By that I mean, your website should be well designed, work properly and reflect how you want to be seen as a business. Unless you are really confident in your website design abilities, this might well be one area where spending some money makes sense. Yet an SEO package does not have to be a part of that spend right this moment. At some point in the future it might indeed become important for you to come up above your competitors when someone searches for your type of industry. For now though, what matters is that when you reach out to your existing network and tell them your website address, the web page that they go to really sells your business to them.
Likewise, it is far more important to have one interesting and active social media account than four accounts that look like you are never there. If people search for you on on Instagram and you don’t have an account, that’s fine. If they search for you, find you, but there’s only two posts and a hastily written bio – that makes you look like you’re not really in business. You are not taking it seriously. They might question whether or not your business is still active at all.
So decide which social media platform makes the most sense for you, and focus on that to begin with. One active and inviting Facebook page, or one LinkedIn account where you engage with your connections everyday, is far more likely to get you business and recognition than a number of half done pages and accounts because you don’t have time to keep up with them all.

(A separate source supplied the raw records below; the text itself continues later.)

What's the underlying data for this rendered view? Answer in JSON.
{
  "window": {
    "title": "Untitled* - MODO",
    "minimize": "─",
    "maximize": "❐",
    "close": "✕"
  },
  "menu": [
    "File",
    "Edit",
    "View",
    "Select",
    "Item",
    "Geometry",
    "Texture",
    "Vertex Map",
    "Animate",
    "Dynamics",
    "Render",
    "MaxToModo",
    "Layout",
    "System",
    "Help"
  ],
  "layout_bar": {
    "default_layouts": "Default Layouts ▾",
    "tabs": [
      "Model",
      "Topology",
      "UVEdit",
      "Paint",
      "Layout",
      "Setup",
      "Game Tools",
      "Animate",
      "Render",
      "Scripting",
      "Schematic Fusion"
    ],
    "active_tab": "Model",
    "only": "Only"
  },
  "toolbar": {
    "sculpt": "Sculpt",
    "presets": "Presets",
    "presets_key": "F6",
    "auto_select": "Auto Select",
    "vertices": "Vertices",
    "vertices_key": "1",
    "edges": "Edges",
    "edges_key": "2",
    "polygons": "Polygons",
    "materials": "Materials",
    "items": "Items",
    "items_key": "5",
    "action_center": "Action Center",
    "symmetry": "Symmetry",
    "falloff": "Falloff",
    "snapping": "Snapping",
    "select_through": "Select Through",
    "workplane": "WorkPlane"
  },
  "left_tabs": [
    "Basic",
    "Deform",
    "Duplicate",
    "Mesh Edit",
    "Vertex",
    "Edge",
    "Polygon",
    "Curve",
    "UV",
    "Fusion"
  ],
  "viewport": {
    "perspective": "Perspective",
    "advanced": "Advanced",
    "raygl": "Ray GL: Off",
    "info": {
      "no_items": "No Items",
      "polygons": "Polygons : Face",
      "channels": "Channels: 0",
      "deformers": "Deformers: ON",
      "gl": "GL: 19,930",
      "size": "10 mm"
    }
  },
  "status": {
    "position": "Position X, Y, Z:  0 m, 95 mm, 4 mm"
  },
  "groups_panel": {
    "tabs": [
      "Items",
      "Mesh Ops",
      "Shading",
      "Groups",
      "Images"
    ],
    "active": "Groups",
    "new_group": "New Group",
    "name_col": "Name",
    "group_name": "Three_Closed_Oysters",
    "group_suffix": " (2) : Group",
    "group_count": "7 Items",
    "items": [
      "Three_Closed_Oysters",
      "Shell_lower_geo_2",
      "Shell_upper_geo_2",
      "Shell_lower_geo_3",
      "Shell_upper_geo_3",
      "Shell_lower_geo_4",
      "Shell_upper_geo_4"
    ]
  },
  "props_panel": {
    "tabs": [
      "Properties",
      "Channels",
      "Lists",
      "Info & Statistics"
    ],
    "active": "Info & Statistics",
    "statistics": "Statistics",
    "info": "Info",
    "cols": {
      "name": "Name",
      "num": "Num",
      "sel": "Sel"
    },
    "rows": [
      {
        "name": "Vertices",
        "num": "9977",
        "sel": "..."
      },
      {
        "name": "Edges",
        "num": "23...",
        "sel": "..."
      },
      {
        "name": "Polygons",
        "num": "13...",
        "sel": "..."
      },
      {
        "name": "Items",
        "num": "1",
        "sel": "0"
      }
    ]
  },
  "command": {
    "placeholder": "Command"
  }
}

Yes of course it would be wonderful if everybody could see you and everybody wanted your services. Unless you are Amazon or Uber though, that’s probably not required. If you follow the steps above you will be able to build up a following, present yourself well and find people who are interested in your services without having to spend a fortune in time or money on all kinds of bells and whistles.
Once you have got your first clients, make sure that they provide you with testimonials for your website or recommendations on your social media account(s). That gives you even more legitimacy and it gives the people who want to support you (your existing network) even more reason to recommend you to their friends and contacts. There is no shame in finding your first clients amongst your parents’ friends, the mums at the school gates or aunty Gladys’ neighbours. Their money and their testimonials are as good as anyone else’s, and if they weren’t using your services they would be giving money to your competitors.
Start small, start local, start close to home. Don’t get sucked into shiny programmes and packages that are not yet appropriate. Do some things well rather than trying to do everything. Most of all? Enjoy it.